= Jacques Mistral =

French economist and professor (born 1947)

Jacques Mistral (born September 22, 1947) is a French economist and professor. He is a member of the Conseil d'Analyse Économique in France, a member of the Cercle des économistes, and as of October 2009, a member of the scientific council of the center-right think tank Fondation pour l'innovation politique.

== Early life ==
Mistral was born in Toulouse, France. He graduated from the École Polytechnique in Paris in 1967 and earned his Ph.D. in Economics from the University of Paris I in 1977.

== Career ==
Mistral has held several professorships: from 1978 to 1992, he was a professor of economics at Université Paris-Nord; from 1974 to 1992, at ENSAE; from 1984 to 1994, at the École Polytechnique; and from 1982 to 1996, at Sciences Po.

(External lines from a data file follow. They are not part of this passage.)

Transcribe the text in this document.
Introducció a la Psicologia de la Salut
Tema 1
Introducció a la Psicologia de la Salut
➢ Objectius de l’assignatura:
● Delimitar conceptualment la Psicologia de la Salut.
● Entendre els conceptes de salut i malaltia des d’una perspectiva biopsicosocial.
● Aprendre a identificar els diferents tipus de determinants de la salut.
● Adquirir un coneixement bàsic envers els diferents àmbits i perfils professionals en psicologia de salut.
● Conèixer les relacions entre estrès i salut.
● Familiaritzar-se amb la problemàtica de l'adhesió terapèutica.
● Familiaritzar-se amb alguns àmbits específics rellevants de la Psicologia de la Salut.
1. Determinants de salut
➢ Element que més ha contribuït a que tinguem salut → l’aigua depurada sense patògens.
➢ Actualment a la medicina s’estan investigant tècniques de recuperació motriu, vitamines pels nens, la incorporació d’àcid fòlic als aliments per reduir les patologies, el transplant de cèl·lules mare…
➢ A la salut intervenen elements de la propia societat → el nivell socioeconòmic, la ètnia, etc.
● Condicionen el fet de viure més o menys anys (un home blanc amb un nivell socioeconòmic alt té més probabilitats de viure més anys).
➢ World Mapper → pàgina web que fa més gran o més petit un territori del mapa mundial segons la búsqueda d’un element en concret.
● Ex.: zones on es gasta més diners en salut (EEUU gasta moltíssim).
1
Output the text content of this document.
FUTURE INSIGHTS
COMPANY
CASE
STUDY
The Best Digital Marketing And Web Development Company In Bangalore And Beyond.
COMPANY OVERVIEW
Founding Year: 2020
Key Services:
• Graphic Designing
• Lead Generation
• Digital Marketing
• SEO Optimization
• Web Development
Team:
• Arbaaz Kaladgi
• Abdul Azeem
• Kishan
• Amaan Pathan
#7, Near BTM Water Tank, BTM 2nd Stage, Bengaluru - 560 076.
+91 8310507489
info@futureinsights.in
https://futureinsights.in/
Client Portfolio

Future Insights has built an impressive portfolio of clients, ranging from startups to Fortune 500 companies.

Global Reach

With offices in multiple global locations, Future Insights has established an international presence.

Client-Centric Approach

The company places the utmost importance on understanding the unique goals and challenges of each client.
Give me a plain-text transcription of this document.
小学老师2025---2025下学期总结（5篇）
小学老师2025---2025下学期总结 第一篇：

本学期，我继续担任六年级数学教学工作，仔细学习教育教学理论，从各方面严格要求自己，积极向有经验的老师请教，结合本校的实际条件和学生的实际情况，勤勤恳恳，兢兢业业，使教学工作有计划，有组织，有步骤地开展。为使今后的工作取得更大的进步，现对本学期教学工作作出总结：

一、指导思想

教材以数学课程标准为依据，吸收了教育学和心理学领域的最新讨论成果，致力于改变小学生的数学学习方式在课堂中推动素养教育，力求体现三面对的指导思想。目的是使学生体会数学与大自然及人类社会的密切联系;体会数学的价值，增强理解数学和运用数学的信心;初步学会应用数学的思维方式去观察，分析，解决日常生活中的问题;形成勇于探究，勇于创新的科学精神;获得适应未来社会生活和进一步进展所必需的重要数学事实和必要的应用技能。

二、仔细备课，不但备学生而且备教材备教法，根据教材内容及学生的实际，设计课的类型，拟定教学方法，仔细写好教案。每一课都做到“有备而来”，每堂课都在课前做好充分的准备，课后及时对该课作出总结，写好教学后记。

He also held several posts as an economic advisor. From 1988 to 1992, he was an economic advisor for the then-prime minister, Michel Rocard; from 2000 to 2001, he was a special advisor of political economy and international relations for the Minister of Economics, Finances, and Industry, Laurent Fabius. He held several executive positions as a member of the AXA Group, including central director and director of human resources in France. He was also a senior fellow at the Kennedy School of Government at Harvard University from 2005 to 2006.

Mistral was president of the Société d'économie politique from 2008 to 2012.
Currently, Mistral is the head of economic research at the French Institute for International Relations (Institut Français des Relations Internationales), a member of the Conseil d'Analyse Économique for the Prime Minister, and a nonresident senior fellow in Global Economy and Development at the Brookings Institution.

His economic interests are international economics, the international monetary system, the eurozone crisis, and the relationship between the United States, China, and the EU.

==Political positions==
In the French presidential election of 2012, Mistral endorsed Socialist Party candidate and eventual winner François Hollande.